Als ich ihn 1988 in Berlin vernahm, berichtete er mir mit einer gewissen Schadenfreude, dass er bei einem seiner Einbrüche sogar noch vor Ort war, als die Kripo Spuren sicherte. Er hatte hören können, wie die Polizisten den Tatort untersuchten. Eine Stunde zuvor war er eingestiegen und hatte die Alarmanlage ausgelöst. Erst wäre ihm sehr mulmig geworden, und er hatte befürchtet, nicht mehr flüchten zu können. Doch er sei ruhig geblieben und habe gewartet, bis die Polizei verschwunden war. Danach hätte er seelenruhig das Hochhaus verlassen, schilderte er mir.

Nach einem Jahr wurde es ihm auch in Leipzig zu heiß. Anfang 1988 verließ er die Messestadt in Richtung Berlin. Er hatte viel von der Homoszene der Hauptstadt gehört und war sich sicher, schnell eine neue Bekanntschaft und Unterkunft zu finden. Noch am gleichen Abend hatte er in einer der »Milieu-Bars« in Prenzlauer Berg Erfolg.

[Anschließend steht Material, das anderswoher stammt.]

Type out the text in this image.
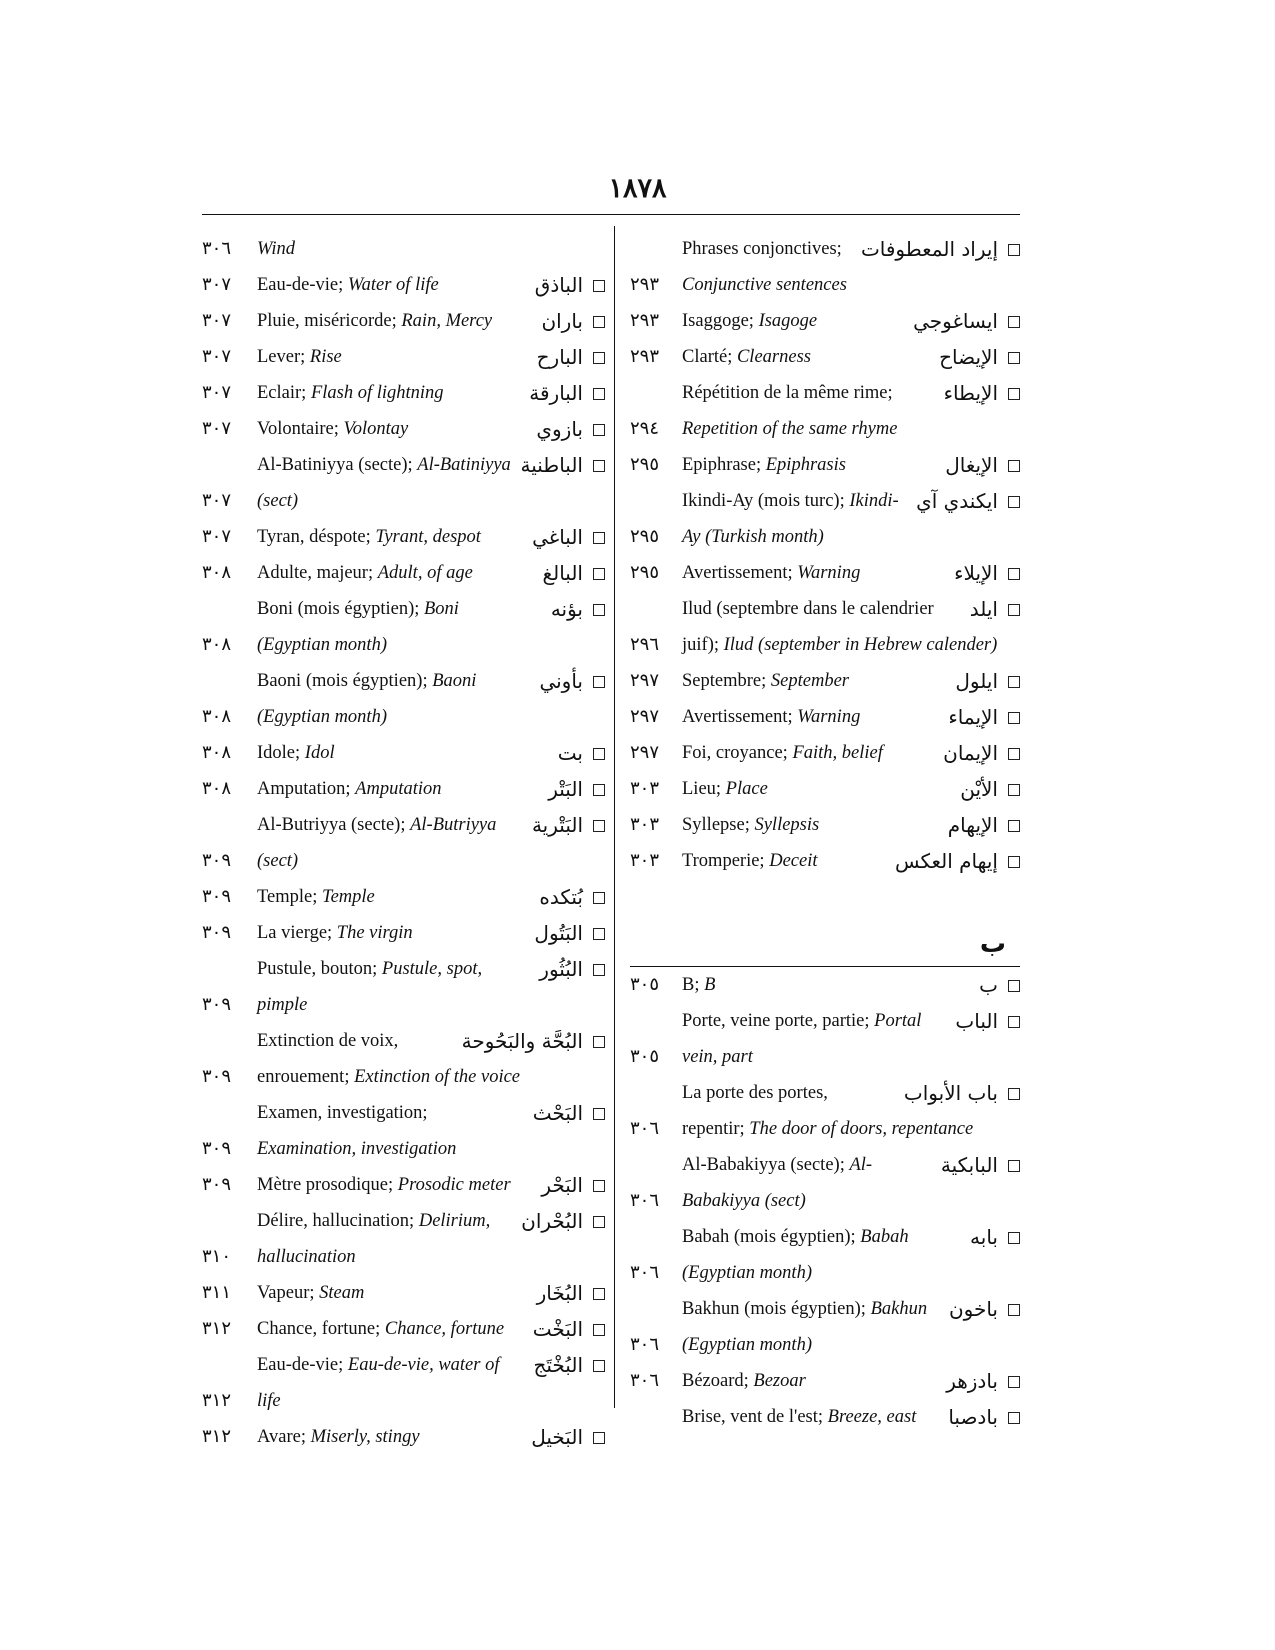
١٨٧٨
Phrases conjonctives; إيراد المعطوفات
٢٩٣ Conjunctive sentences
٢٩٣ Isaggoge; Isagoge	ايساغوجي
٢٩٣ Clarté; Clearness	الإيضاح
Répétition de la même rime;	الإيطاء
٢٩٤ Repetition of the same rhyme
٢٩٥ Epiphrase; Epiphrasis	الإيغال
Ikindi-Ay (mois turc); Ikindi- ايكندي آي
٢٩٥ Ay (Turkish month)
٢٩٥ Avertissement; Warning	الإيلاء
Ilud (septembre dans le calendrier ايلد
٢٩٦ juif); Ilud (september in Hebrew calender)
٢٩٧ Septembre; September	ايلول
٢٩٧ Avertissement; Warning	الإيماء
٢٩٧ Foi, croyance; Faith, belief	الإيمان
٣٠٣ Lieu; Place	الأيْن
٣٠٣ Syllepse; Syllepsis	الإيهام
٣٠٣ Tromperie; Deceit	إيهام العكس
ب
٣٠٥ B; B	ب
Porte, veine porte, partie; Portal الباب
٣٠٥ vein, part
La porte des portes,	باب الأبواب
٣٠٦ repentir; The door of doors, repentance
Al-Babakiyya (secte); Al-	البابكية
٣٠٦ Babakiyya (sect)
Babah (mois égyptien); Babah	بابه
٣٠٦ (Egyptian month)
Bakhun (mois égyptien); Bakhun باخون
٣٠٦ (Egyptian month)
٣٠٦ Bézoard; Bezoar	بادزهر
Brise, vent de l'est; Breeze, east بادصبا
٣٠٦ Wind
٣٠٧ Eau-de-vie; Water of life	الباذق
٣٠٧ Pluie, miséricorde; Rain, Mercy باران
٣٠٧ Lever; Rise	البارح
٣٠٧ Eclair; Flash of lightning	البارقة
٣٠٧ Volontaire; Volontay	بازوي
Al-Batiniyya (secte); Al-Batiniyya الباطنية
٣٠٧ (sect)
٣٠٧ Tyran, déspote; Tyrant, despot	الباغي
٣٠٨ Adulte, majeur; Adult, of age	البالغ
Boni (mois égyptien); Boni	بؤنه
٣٠٨ (Egyptian month)
Baoni (mois égyptien); Baoni	بأوني
٣٠٨ (Egyptian month)
٣٠٨ Idole; Idol	بت
٣٠٨ Amputation; Amputation	البَتْر
Al-Butriyya (secte); Al-Butriyya البَتْرية
٣٠٩ (sect)
٣٠٩ Temple; Temple	بُتكده
٣٠٩ La vierge; The virgin	البَتُول
Pustule, bouton; Pustule, spot,	البُثُور
٣٠٩ pimple
Extinction de voix,	البُحَّة والبَحُوحة
٣٠٩ enrouement; Extinction of the voice
Examen, investigation;	البَحْث
٣٠٩ Examination, investigation
٣٠٩ Mètre prosodique; Prosodic meter البَحْر
Délire, hallucination; Delirium, البُحْران
٣١٠ hallucination
٣١١ Vapeur; Steam	البُخَار
٣١٢ Chance, fortune; Chance, fortune البَخْت
Eau-de-vie; Eau-de-vie, water of البُخْتَج
٣١٢ life
٣١٢ Avare; Miserly, stingy	البَخيل
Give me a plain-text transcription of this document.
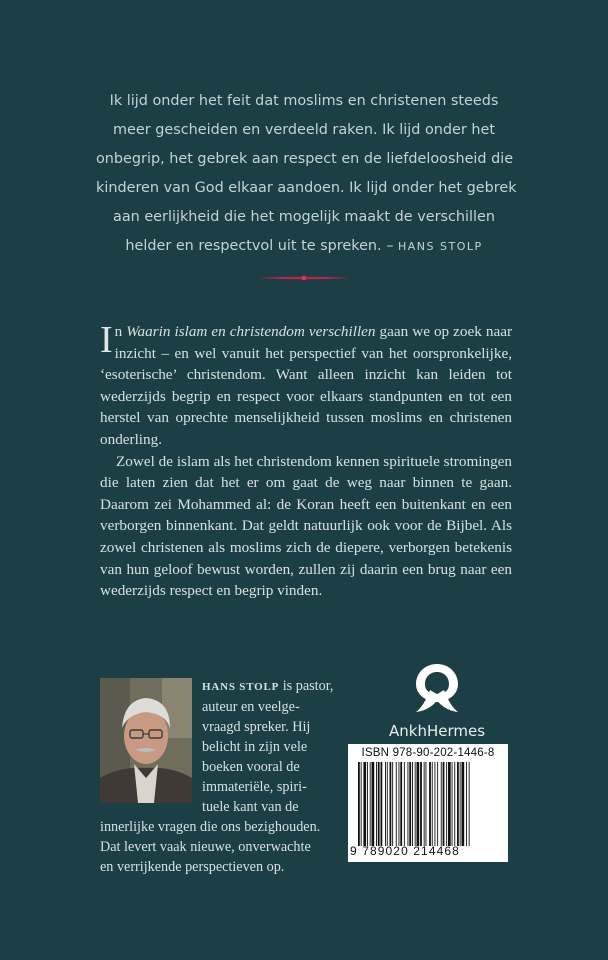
Ik lijd onder het feit dat moslims en christenen steeds
meer gescheiden en verdeeld raken. Ik lijd onder het
onbegrip, het gebrek aan respect en de liefdeloosheid die
kinderen van God elkaar aandoen. Ik lijd onder het gebrek
aan eerlijkheid die het mogelijk maakt de verschillen
helder en respectvol uit te spreken. – HANS STOLP

In Waarin islam en christendom verschillen gaan we op zoek naar inzicht – en wel vanuit het perspectief van het oorspronkelijke, ‘esoterische’ christendom. Want alleen inzicht kan leiden tot wederzijds begrip en respect voor elkaars standpunten en tot een herstel van oprechte menselijkheid tussen moslims en christenen onderling.

Zowel de islam als het christendom kennen spirituele stromingen die laten zien dat het er om gaat de weg naar binnen te gaan. Daarom zei Mohammed al: de Koran heeft een buitenkant en een verborgen binnenkant. Dat geldt natuurlijk ook voor de Bijbel. Als zowel christenen als moslims zich de diepere, verborgen betekenis van hun geloof bewust worden, zullen zij daarin een brug naar een wederzijds respect en begrip vinden.

HANS STOLP is pastor,
auteur en veelge-
vraagd spreker. Hij
belicht in zijn vele
boeken vooral de
immateriële, spiri-
tuele kant van de
innerlijke vragen die ons bezighouden.
Dat levert vaak nieuwe, onverwachte
en verrijkende perspectieven op.
AnkhHermes
ISBN 978-90-202-1446-8
9 789020 214468
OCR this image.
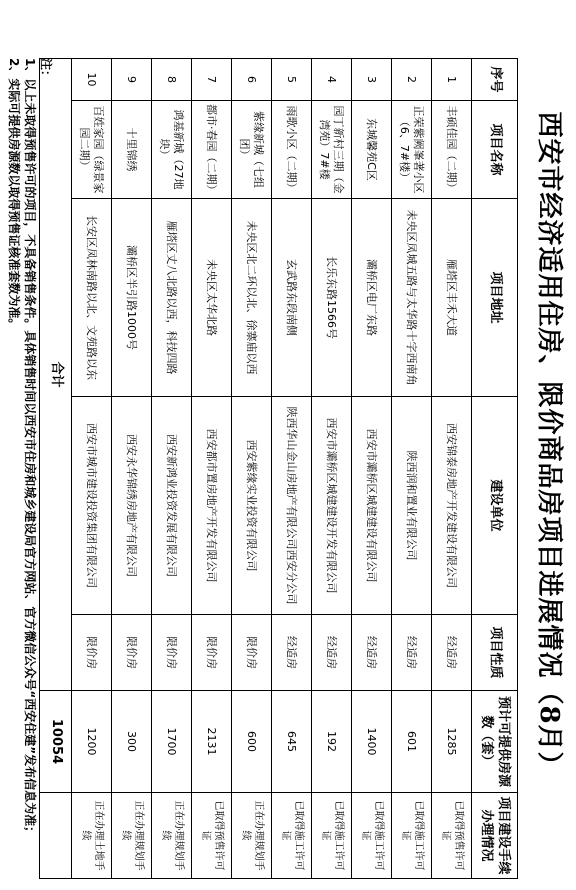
西安市经济适用住房、限价商品房项目进展情况（8月）
序号	项目名称	项目地址	建设单位	项目性质	预计可提供房源数（套）	项目建设手续办理情况
1	丰硕佳园（二期）	雁塔区丰禾大道	西安锦泰房地产开发建设有限公司	经适房	1285	已取得预售许可证
2	正荣紫阙峯著小区（6、7#楼）	未央区凤城五路与太华路十字西南角	陕西润和置业有限公司	经适房	601	已取得施工许可证
3	东城馨苑C区	灞桥区电厂东路	西安市灞桥区城建建设有限公司	经适房	1400	已取得施工许可证
4	园丁新村三期（金湾苑）7#楼	长乐东路1566号	西安市灞桥区城建建设开发有限公司	经适房	192	已取得施工许可证
5	雨歌小区（二期）	玄武路东段南侧	陕西华山金山房地产有限公司西安分公司	经适房	645	已取得施工许可证
6	紫缘新城（七组团）	未央区北二环以北、徐寨庙以西	西安紫缘实业投资有限公司	限价房	600	正在办理规划手续
7	都市·春园（二期）	未央区太华北路	西安都市置房地产开发有限公司	限价房	2131	已取得预售许可证
8	鸿基新城（27地块）	雁塔区丈八北路以西，科技四路	西安新鸿业投资发展有限公司	限价房	1700	正在办理规划手续
9	十里锦绣	灞桥区半引路1000号	西安永华锦绣房地产有限公司	限价房	300	正在办理规划手续
10	百姓家园（绿景家园二期）	长安区凤林南路以北、文苑路以东	西安市城市建设投资集团有限公司	限价房	1200	正在办理土地手续
合计					10054	
注：
1、以上未取得预售许可的项目，不具备销售条件。具体销售时间以西安市住房和城乡建设局官方网站、官方微信公众号“西安住建”发布信息为准；
2、实际可提供房源数以取得预售证核准套数为准。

Es war Januar 1988 und bitterkalt. Schnee lag zentimeterdick auf dem Bürgersteig der Schönhauser Allee, als David mit seiner Reisetasche die Bar betrat. Wie üblich in diesen Läden wurde er von den Männern gemustert. Wie immer gefielen ihm die Blicke, die seinen Körper abtasteten. Länger als notwendig blieb er am Eingang stehen und genoss die Aufmerksamkeit.